Being your own boss does not need to come at the expense of security and support in work.
— Uber spokeswoman
Meanwhile, platforms, governments and unions would be encouraged to work together to adopt a principle-based industry code of conduct that would address issues such as fair conditions and pay and dispute resolution.
Other recommendations include establishing a new industry award for the gig economy that “balances the need for minimum standards with new agile work practices” and removing barriers to collective bargaining for platform workers.
An Uber spokeswoman said the report was “an important contribution to a national conversation” and stressed “being your own boss does not need to come at the expense of security and support in work”.
“Our vision is for a future of work that promotes the quality and security of independent work, while preserving the flexibility independent workers value.”
Moving the goal posts
The Transport Workers Union urged the federal government to take action and threw its weight behind the recommendation to set up a fast-track route to determine if workers are employees.

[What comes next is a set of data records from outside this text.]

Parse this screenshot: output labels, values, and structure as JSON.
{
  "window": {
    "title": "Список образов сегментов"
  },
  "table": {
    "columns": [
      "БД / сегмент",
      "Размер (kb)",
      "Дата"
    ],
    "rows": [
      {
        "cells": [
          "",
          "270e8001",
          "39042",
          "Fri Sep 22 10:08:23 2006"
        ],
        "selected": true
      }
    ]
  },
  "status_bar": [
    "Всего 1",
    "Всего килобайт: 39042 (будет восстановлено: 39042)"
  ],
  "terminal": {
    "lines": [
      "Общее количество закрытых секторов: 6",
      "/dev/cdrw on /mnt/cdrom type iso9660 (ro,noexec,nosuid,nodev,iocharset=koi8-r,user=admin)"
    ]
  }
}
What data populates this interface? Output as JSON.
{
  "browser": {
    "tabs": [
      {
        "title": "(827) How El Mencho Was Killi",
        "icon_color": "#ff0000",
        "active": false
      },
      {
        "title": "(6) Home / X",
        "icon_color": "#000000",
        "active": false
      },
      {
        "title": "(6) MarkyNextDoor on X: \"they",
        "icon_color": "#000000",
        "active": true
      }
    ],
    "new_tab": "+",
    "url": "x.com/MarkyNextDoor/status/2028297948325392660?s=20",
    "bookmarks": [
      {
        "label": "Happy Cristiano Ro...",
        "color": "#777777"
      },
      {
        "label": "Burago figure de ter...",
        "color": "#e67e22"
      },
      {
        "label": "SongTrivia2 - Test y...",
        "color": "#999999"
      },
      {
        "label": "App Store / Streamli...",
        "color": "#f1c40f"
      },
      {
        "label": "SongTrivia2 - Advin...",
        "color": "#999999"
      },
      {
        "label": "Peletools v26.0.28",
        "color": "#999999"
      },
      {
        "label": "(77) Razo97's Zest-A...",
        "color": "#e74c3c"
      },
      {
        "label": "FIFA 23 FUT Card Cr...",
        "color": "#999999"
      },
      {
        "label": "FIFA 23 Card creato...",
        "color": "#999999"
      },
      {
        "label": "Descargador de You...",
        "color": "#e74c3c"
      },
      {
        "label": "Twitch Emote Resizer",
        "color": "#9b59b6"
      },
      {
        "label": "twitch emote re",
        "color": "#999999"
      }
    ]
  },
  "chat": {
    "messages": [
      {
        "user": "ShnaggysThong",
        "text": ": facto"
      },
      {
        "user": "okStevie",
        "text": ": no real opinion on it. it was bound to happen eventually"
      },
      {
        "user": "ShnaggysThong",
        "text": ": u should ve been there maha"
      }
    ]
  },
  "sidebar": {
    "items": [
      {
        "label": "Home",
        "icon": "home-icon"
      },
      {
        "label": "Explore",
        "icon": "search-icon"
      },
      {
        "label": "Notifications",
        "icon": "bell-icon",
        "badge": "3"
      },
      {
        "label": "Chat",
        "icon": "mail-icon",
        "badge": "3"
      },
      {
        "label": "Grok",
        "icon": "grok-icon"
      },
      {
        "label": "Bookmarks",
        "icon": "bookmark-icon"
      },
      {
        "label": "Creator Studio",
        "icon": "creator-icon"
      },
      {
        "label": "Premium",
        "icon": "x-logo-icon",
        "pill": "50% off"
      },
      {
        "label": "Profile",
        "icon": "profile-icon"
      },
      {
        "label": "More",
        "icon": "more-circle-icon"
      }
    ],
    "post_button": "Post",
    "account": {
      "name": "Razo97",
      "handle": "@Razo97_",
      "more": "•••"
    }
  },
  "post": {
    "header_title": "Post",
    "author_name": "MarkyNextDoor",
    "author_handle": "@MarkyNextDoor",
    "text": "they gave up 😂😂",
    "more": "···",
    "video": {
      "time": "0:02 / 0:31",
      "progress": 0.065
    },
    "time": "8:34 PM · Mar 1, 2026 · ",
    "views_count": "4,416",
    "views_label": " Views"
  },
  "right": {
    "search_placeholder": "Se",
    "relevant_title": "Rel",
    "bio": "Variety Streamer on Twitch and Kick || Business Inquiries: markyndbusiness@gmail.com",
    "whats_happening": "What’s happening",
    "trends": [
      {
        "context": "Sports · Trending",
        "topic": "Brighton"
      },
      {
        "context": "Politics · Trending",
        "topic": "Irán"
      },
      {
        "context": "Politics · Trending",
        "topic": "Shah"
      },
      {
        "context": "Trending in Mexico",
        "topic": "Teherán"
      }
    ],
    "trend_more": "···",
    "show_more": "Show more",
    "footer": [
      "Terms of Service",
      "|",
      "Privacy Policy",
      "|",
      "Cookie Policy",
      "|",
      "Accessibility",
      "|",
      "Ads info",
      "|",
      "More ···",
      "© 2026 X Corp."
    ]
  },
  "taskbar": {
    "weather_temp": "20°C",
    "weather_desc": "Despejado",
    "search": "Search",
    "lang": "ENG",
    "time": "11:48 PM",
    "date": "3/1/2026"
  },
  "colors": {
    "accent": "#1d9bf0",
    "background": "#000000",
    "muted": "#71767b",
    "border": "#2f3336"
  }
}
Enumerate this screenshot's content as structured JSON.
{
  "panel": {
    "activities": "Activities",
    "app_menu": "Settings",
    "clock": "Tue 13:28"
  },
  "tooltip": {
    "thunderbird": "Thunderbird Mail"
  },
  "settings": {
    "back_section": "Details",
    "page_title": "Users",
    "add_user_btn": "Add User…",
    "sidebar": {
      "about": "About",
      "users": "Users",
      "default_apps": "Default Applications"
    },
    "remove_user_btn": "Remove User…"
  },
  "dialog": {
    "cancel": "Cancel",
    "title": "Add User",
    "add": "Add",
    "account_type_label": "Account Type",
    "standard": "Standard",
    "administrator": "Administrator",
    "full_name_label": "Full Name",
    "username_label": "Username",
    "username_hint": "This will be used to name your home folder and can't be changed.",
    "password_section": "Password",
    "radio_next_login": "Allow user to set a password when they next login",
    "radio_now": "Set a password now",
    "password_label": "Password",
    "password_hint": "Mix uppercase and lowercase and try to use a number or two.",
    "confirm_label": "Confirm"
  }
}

“We welcome the call for an independent body to investigate denial of rights to gig workers and where necessary arbitrate,” TWU national secretary Michael Kaine said.
“We don’t want to see a situation where employers continually move the goal posts on work status to ensure that workers are shut out of rights.”
The report urged the Commonwealth to take the lead on the reforms but suggested parallel reforms at a state-level if not.
Victorian Minister for Industrial Relations Tim Pallas said the government would consult before responding to the recommendations.
Federal Industrial Relations Minister Christian Porter said he had not yet read the report but that the gig economy presented significant opportunity for flexibility and innovation while also “present[ing] challenges which the government is committed to addressing”.
“In the last budget the Morrison government provided $9.2 million in additional funding to the Fair Work Ombudsman to establish a dedicated sham contracting unit to crack down on this practice and the Government is also committed to increasing penalties for serious cases of sham contracting.”